Des prix déjà trop élevés
Selon le représentant des agences de voyages des Antilles-Guyane, Air Antilles, pratiquait les mêmes tarifs que son concurrent depuis son rachat par Saint-Martin et Edeis en 2024. Brice Nayaradou dénonce les conséquences du désormais monopole d’Air-Caraïbe pour les vols régionaux.
« Les prix qu’on a déjà sont relativement hauts, je ne pense pas qu’ils pourront monter plus. Maintenant, c’est sûr qu’un monopole, quel que soit le secteur, et encore plus dans l’aérien, n’est jamais bon. Et pour tous les acteurs, parce qu’effectivement la concurrence amène à trouver des idées, à trouver de nouvelles destinations, à se battre sur les prix, et c’est vrai qu’on se retrouve tout seul malheureusement sur les destinations. Ce n’est jamais bon, surtout pour le consommateur final. »
Brice Nayaradou, président du syndicat des entreprises du voyage Antilles-Guyane
Désormais, l’offre sera réduite pour se rendre à Saint-Martin ou encore à Pointe-à-Pitre. La député Béatrice Bellay alerte sur cette énième rupture territoriale et assure que l’État a son rôle à jouer.

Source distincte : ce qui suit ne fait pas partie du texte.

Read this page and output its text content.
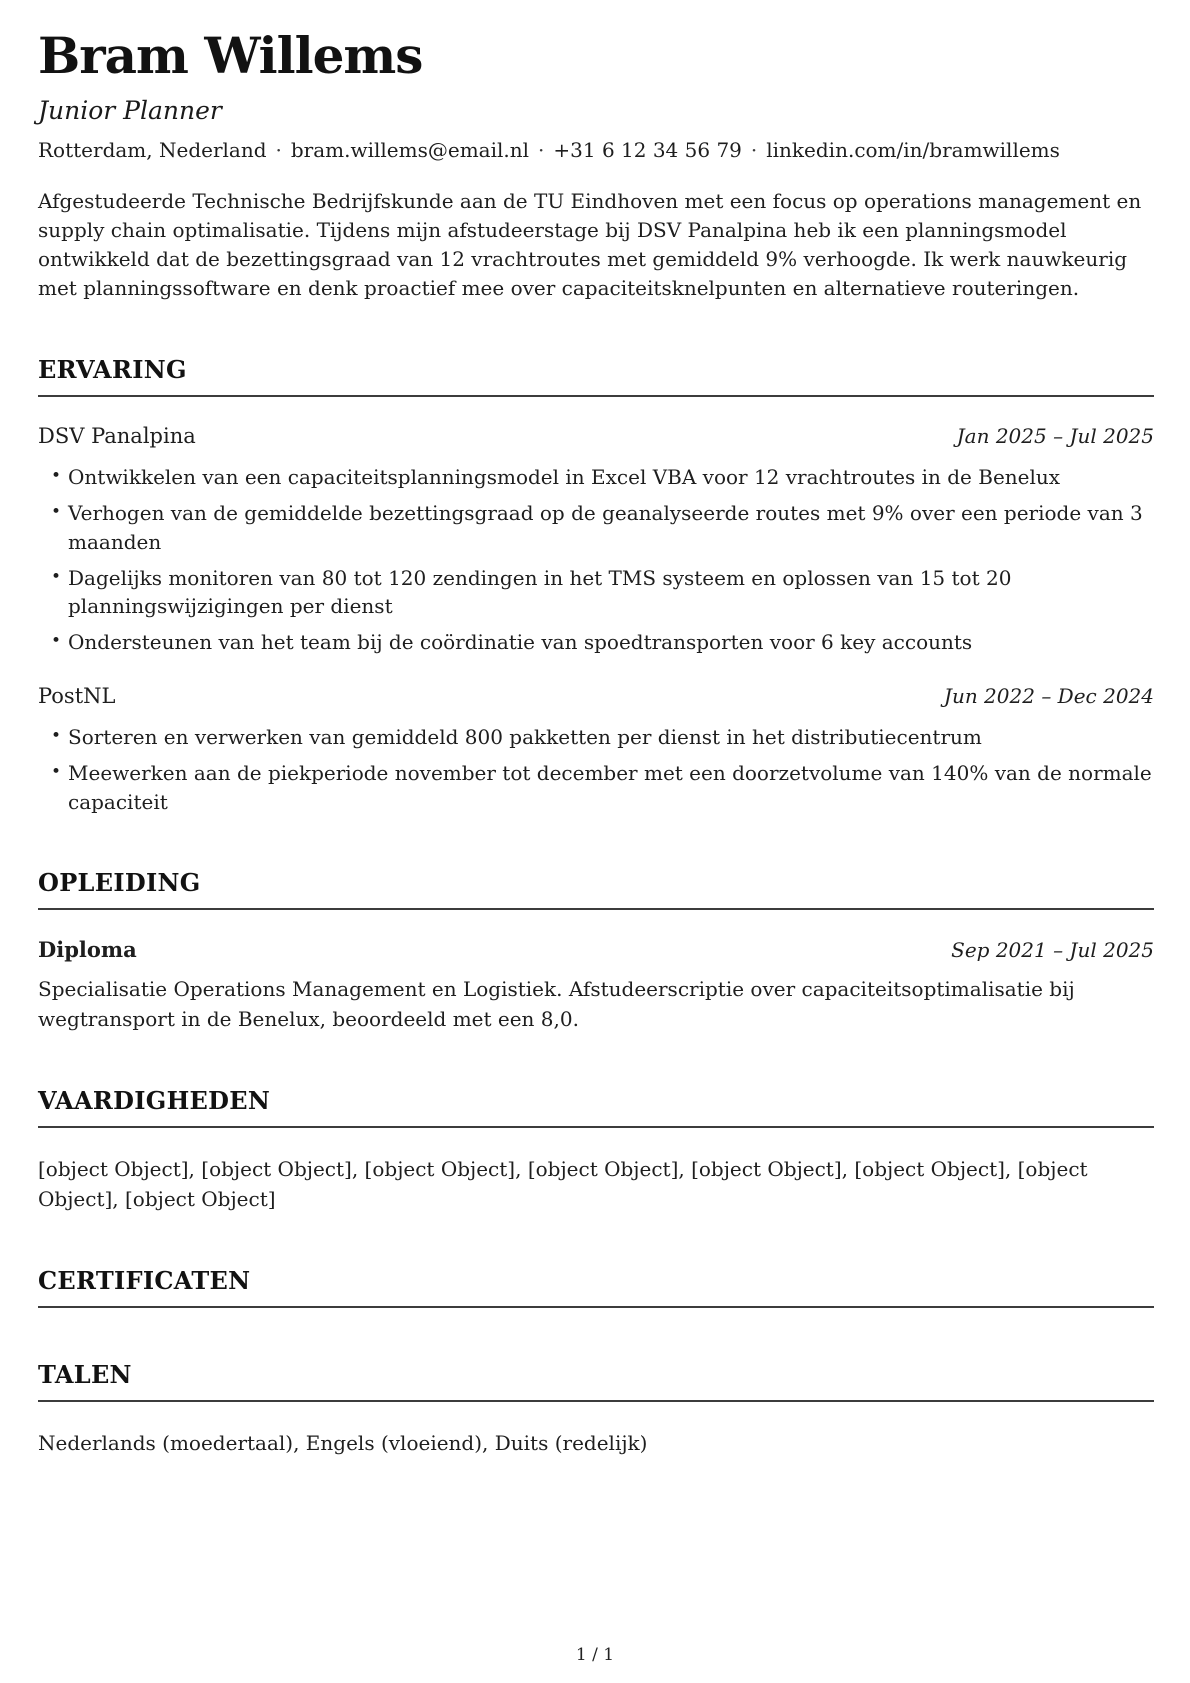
Bram Willems
Junior Planner
Rotterdam, Nederland · bram.willems@email.nl · +31 6 12 34 56 79 · linkedin.com/in/bramwillems

Afgestudeerde Technische Bedrijfskunde aan de TU Eindhoven met een focus op operations management en supply chain optimalisatie. Tijdens mijn afstudeerstage bij DSV Panalpina heb ik een planningsmodel ontwikkeld dat de bezettingsgraad van 12 vrachtroutes met gemiddeld 9% verhoogde. Ik werk nauwkeurig met planningssoftware en denk proactief mee over capaciteitsknelpunten en alternatieve routeringen.

ERVARING
DSV Panalpina	Jan 2025 – Jul 2025
• Ontwikkelen van een capaciteitsplanningsmodel in Excel VBA voor 12 vrachtroutes in de Benelux
• Verhogen van de gemiddelde bezettingsgraad op de geanalyseerde routes met 9% over een periode van 3 maanden
• Dagelijks monitoren van 80 tot 120 zendingen in het TMS systeem en oplossen van 15 tot 20 planningswijzigingen per dienst
• Ondersteunen van het team bij de coördinatie van spoedtransporten voor 6 key accounts
PostNL	Jun 2022 – Dec 2024
• Sorteren en verwerken van gemiddeld 800 pakketten per dienst in het distributiecentrum
• Meewerken aan de piekperiode november tot december met een doorzetvolume van 140% van de normale capaciteit
OPLEIDING
Diploma	Sep 2021 – Jul 2025

Specialisatie Operations Management en Logistiek. Afstudeerscriptie over capaciteitsoptimalisatie bij wegtransport in de Benelux, beoordeeld met een 8,0.

VAARDIGHEDEN

[object Object], [object Object], [object Object], [object Object], [object Object], [object Object], [object Object], [object Object]

CERTIFICATEN
TALEN

Nederlands (moedertaal), Engels (vloeiend), Duits (redelijk)

1 / 1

« Je demande, et j’ai écrit au ministre des Transports et au Premier ministre, que soient mises en place des dispositifs de contrôle des prix. Depuis un certain temps, on voit d’ailleurs déjà une augmentation des prix de ces dessertes, avec des allers-retours entre la Martinique et la Guadeloupe qui peuvent atteindre jusqu’à 400 euros. Ça, c’est le plus possible. »
Béatrice Bellay, députée (PS)
Les collectivités auraient-elles pu empêcher cette cessation d’activité ? Cette décision renforce en tout cas la rupture avec nos voisins… alors que la Martinique vient tout juste d’intégrer la Caricom.Autre conséquence majeure, les 116 salariés de la compagnie se retrouvent au chômage.